The project, called "The Wave of Flags" was conceived of by Ryan Sawtelle. the president of Pepperdine’s College Republicans and funded by a number of strongly right wing outside donors. This, naturally, became a reason for much debate on the campus but the "Wave" was ultimately supported by both the university administration and the undergraduate Young Democrats. So it is at once a memorial, an almost Christo-like art installation, and a tribute to freedom of expression.
Set against the deep green grass of the campus front lawn on one side and with the Pacific Ocean across from it on the other, it does what so little of public art does - be accessible and profound, beautiful and mysterious, and constantly changing. It is both joyful and surprisingly abstract and conceptual. And perhaps most importantly and paradoxically, all these qualities serve to depoliticize a symbol that has for too long been co-opted by one end of the political spectrum.
10 comments:
That's beautiful, too bad it's been downplayed.
The Wave of Flags looks quite beautiful and engaging in your photographs.
Still . . . The project reduces the lives of those who died on September 11, 2001 to only one quality: their American-ness.
But not all who died were citizens. And all who died surely had a more complex relationship to their country than suggested by this installation.
To Barry -
Your point is well taken.
J.D.
what an amazing sight!
I agree with Barry. To emphasize the American-ness of many people who worked in New York as foreign nationals is both to co-opt their deaths and to ignore what was great about America at that time, namely an openness to the world which is not present today.
I don't agree with Barry. We can't always ask so much from a memorial, that it remember the event AND recognize the individuals. My impression of the installation is that is intended not to memorialize each individual victim of 9/11, but to symbolize the attack on America. It was our country that was the target on that horrible day, not the individuals who tragically lost their lives--we were attacked and 2,977 innocent people died!--and the flags use the power of repetition and abstraction to make this point. The Oklahoma City Memorial uses 168 empty chairs, made of glass, bronze and stone, to represent those who lost their lives in the tragedy. I don't think anyone accuses that memorial of reducing the victims to an object or a shared personal trait. A memorial can't be all things (particularly one that is designed to last just one week): There will certainly be other memorials for the 9/11 victims, some of which may celebrate their many individual qualities and tell their individual stories, including perhaps their nation of origin, occupations and other details, but just not this one. Instead, it focuses on the one thing that they do share--not their American-ness, but the fact that they all died the day America was attacked.
Jaydee
I'm so rarely on PCH, I had no idea about this. ...which is strange considering a work with a woman whose husband works at Pepperdine.
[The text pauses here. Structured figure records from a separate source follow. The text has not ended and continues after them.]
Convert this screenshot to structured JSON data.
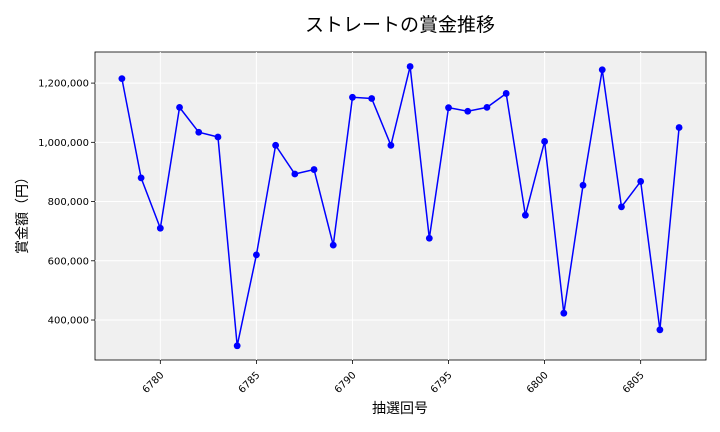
{
  "chart_data": {
    "type": "line",
    "title": "ストレートの賞金推移",
    "xlabel": "抽選回号",
    "ylabel": "賞金額（円）",
    "xlim": [
      6776.6,
      6808.4
    ],
    "ylim": [
      265000,
      1305000
    ],
    "xticks": [
      6780,
      6785,
      6790,
      6795,
      6800,
      6805
    ],
    "yticks": [
      400000,
      600000,
      800000,
      1000000,
      1200000
    ],
    "ytick_labels": [
      "400,000",
      "600,000",
      "800,000",
      "1,000,000",
      "1,200,000"
    ],
    "grid": true,
    "line_color": "#0000ff",
    "plot_background": "#f0f0f0",
    "series": [
      {
        "x": [
          6778,
          6779,
          6780,
          6781,
          6782,
          6783,
          6784,
          6785,
          6786,
          6787,
          6788,
          6789,
          6790,
          6791,
          6792,
          6793,
          6794,
          6795,
          6796,
          6797,
          6798,
          6799,
          6800,
          6801,
          6802,
          6803,
          6804,
          6805,
          6806,
          6807
        ],
        "values": [
          1215000,
          880000,
          710000,
          1118000,
          1034000,
          1018000,
          313000,
          620000,
          990000,
          893000,
          908000,
          653000,
          1152000,
          1148000,
          990000,
          1256000,
          676000,
          1117000,
          1105000,
          1118000,
          1165000,
          754000,
          1003000,
          423000,
          855000,
          1245000,
          782000,
          868000,
          367000,
          1050000
        ]
      }
    ]
  }
}
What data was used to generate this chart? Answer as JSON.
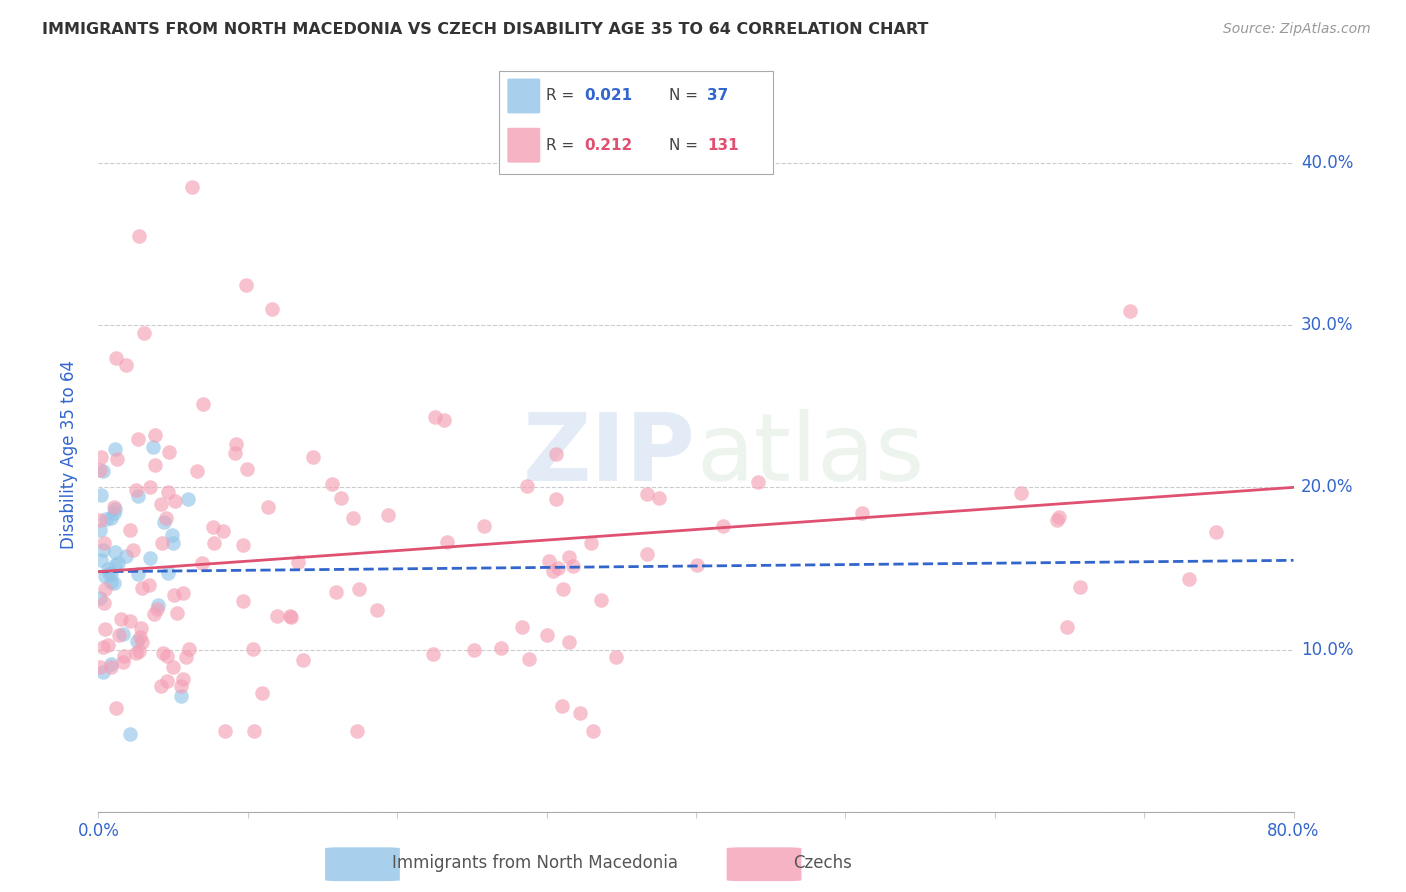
{
  "title": "IMMIGRANTS FROM NORTH MACEDONIA VS CZECH DISABILITY AGE 35 TO 64 CORRELATION CHART",
  "source": "Source: ZipAtlas.com",
  "ylabel": "Disability Age 35 to 64",
  "xlim": [
    0.0,
    0.8
  ],
  "ylim": [
    0.0,
    0.44
  ],
  "xtick_positions": [
    0.0,
    0.1,
    0.2,
    0.3,
    0.4,
    0.5,
    0.6,
    0.7,
    0.8
  ],
  "xticklabels": [
    "0.0%",
    "",
    "",
    "",
    "",
    "",
    "",
    "",
    "80.0%"
  ],
  "ytick_positions": [
    0.0,
    0.1,
    0.2,
    0.3,
    0.4
  ],
  "yticklabels": [
    "",
    "10.0%",
    "20.0%",
    "30.0%",
    "40.0%"
  ],
  "blue_color": "#92c5e8",
  "pink_color": "#f4a0b5",
  "blue_line_color": "#3366cc",
  "pink_line_color": "#e05070",
  "grid_color": "#cccccc",
  "title_color": "#333333",
  "axis_label_color": "#3366cc",
  "tick_label_color": "#3366cc",
  "source_color": "#999999",
  "watermark_color": "#d0dff0",
  "blue_intercept": 0.148,
  "blue_slope": 0.03,
  "pink_intercept": 0.145,
  "pink_slope": 0.068
}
Thanks! Fantastic photos as well.
Maybe I am going to outrage some of you, but I do hate nationalism. I can't understand how everything is reduced to simplistic concepts in the name of some patriotic affiliation. Those who died are victims, not heroes, and killed by lunatics who may have intended to attack your country but did only kill individuals from some 30 different nationalities. A victim is a victim, regardless of his nationality. And I find these commemorations a bit unfair. The US have attcked and caused victims all over the world. An Argentinian friend who lives in NY was shocked to see relatives of dissapeared people exhibiting photos of their loved ones on the streets post 9/11. The same sight he encountered in Buenos Aires after the coup, engineered in Washington and perpretated by US trained killers. Coming back to this day Why not putting up some 600.000 Iraqui flags in a hill at the heart of the US?
As much as I adore the US, I can't stand some of his jingoistic practices. All men are born free and equal, remember?
Even so, I find the installation alluring, possibly for all the wrong reasons. That's the power of symbols.
I visited Monday (so glad I saw this post) ... it was amazing to be there - totally regardless of politics.
See my blog 9/19 for my photos
Thank you for sharing this. You captured it in its brevity. And because of that, it will live on. As it should.